The statement said that already the Ministry of Education is bombarded with calls from teachers enquiring why is it that the 5% offer by the Ministry is not being paid.
"We wish teachers to understand that this matter is not entirely in our hands having regard to the position taken by the Union," the Ministry said.
The Ministry of Education also noted that it is still open to having discussions with the Union on its offer. "It is the hope of the Ministry that the Union will not be unresponsive to the desire of its membership for a payout of the increases on time for the Christmas holidays," it said.
The Ministry of Education, at a bilateral negotiation with the Union, said it offered an across-the-board increase of 5% in addition to the $60M in order to lift those categories of teachers who are below the public service minimum.
"The Ministry even proposed at the conciliation meeting that it was open to discussion with the union on the categories to benefit from the $60M (and) the Union's position was a 10% across-the-board increase plus bringing the unqualified categories to the new public service minimum," the Education Ministry said.

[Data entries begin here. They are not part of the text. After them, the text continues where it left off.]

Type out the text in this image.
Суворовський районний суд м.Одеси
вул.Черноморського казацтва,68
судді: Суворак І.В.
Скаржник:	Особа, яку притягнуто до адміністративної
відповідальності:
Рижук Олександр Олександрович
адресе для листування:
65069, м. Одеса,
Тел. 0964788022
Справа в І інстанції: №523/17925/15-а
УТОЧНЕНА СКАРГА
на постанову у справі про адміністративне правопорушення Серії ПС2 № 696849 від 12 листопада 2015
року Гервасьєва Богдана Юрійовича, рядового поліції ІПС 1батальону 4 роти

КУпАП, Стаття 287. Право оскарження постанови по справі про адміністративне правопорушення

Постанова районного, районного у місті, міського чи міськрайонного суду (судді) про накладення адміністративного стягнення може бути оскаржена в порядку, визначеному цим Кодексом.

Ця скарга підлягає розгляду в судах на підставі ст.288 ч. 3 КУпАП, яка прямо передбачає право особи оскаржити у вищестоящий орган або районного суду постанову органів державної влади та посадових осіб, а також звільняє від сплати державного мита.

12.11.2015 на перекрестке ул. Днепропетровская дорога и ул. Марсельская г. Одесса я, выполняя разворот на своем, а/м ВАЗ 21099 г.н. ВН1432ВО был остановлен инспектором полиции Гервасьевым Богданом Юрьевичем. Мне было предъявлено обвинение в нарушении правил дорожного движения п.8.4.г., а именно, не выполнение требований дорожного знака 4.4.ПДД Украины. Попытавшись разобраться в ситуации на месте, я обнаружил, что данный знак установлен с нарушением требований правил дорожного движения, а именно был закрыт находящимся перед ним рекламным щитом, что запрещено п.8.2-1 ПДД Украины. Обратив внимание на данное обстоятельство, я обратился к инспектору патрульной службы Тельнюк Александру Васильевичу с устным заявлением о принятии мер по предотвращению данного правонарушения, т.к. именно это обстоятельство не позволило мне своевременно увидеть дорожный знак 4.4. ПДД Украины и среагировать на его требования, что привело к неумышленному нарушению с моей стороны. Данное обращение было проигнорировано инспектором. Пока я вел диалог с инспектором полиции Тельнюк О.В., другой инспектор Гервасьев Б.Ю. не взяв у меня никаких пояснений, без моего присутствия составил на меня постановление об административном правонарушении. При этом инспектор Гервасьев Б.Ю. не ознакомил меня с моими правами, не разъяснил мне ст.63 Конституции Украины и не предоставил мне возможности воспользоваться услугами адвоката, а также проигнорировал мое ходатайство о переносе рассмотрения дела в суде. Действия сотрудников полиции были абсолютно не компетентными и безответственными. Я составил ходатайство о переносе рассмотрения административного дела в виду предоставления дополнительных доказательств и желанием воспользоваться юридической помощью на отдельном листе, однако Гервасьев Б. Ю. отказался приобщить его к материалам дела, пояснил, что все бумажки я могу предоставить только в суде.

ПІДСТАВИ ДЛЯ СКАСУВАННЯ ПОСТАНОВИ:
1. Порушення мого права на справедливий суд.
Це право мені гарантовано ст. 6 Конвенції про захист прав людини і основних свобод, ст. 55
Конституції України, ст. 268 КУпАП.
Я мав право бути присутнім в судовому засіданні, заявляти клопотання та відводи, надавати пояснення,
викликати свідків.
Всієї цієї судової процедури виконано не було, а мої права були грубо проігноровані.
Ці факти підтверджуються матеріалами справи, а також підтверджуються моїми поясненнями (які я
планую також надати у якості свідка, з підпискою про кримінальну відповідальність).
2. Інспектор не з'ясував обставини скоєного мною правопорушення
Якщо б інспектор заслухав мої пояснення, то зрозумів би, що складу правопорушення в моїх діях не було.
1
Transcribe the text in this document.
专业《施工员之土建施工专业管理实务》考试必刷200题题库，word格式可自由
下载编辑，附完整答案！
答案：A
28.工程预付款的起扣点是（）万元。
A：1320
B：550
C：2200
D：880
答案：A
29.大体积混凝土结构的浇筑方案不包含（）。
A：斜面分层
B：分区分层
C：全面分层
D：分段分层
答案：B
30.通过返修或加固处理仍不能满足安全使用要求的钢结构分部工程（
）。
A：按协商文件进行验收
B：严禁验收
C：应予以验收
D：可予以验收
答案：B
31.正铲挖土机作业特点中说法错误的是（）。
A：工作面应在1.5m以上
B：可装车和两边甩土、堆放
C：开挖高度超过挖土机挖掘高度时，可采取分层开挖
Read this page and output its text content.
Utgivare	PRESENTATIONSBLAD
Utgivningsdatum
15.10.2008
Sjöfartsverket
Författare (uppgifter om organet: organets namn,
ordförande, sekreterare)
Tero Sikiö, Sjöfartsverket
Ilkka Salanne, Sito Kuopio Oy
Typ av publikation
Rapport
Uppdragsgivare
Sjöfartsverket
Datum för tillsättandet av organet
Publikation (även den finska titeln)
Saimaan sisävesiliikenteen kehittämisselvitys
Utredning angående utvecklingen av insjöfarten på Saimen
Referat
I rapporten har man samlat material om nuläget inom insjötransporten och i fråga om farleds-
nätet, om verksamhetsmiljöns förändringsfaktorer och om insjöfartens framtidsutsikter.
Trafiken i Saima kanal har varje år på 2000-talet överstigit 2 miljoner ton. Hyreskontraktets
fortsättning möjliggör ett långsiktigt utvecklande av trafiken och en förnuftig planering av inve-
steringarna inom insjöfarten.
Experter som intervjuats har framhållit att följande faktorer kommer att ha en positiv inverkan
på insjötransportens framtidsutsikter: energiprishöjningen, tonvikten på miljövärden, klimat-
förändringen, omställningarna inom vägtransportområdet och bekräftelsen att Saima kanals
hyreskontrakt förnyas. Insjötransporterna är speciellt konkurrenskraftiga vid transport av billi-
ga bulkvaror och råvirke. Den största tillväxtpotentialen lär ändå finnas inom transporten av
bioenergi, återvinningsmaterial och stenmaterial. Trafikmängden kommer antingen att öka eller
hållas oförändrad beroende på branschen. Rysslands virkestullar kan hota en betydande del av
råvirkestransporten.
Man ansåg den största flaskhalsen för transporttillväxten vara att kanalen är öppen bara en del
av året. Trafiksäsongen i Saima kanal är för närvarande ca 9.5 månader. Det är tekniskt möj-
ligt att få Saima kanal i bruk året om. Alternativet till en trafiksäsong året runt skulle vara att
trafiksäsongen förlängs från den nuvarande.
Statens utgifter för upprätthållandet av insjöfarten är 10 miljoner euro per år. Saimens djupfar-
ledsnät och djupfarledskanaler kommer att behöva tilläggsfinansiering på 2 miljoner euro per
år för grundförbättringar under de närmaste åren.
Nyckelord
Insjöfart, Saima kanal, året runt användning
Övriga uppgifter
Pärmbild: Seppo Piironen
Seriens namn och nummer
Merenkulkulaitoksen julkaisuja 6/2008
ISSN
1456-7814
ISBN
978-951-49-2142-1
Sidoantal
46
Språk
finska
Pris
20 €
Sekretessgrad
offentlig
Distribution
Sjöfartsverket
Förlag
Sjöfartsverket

It said the Union refused at the conciliation meeting to exercise flexibility based on what it claimed to be a mandate from its General Council not to accept anything less than 10% increase. This inflexibility on the part of the union resulted in the Chief Labour Officer declaring a deadlock in the salary negotiations, the Ministry said.
It noted, too, that in arriving at its 5% offer, the Ministry of Education took into account the rate of inflation and the growth of the economy, which amounted to approximately 4.5%. The fact than an additional $60M was offered by the Ministry to the Union is indicative of the genuine concern by the Ministry to improve the well being of teachers.
It is the view of the Ministry that its offer of 5% is not unreasonable having regard to the state of the economy and the fact that no other category of public servants received salary increases in excess of 5%.
"It is regrettable that the Union has chosen not to accept the Ministry's offer (since) it defeats the Ministry that the Union appears bent on misrepresenting its offer by consistently denying the $60M offer despite evidence to the contrary," the Education Ministry added.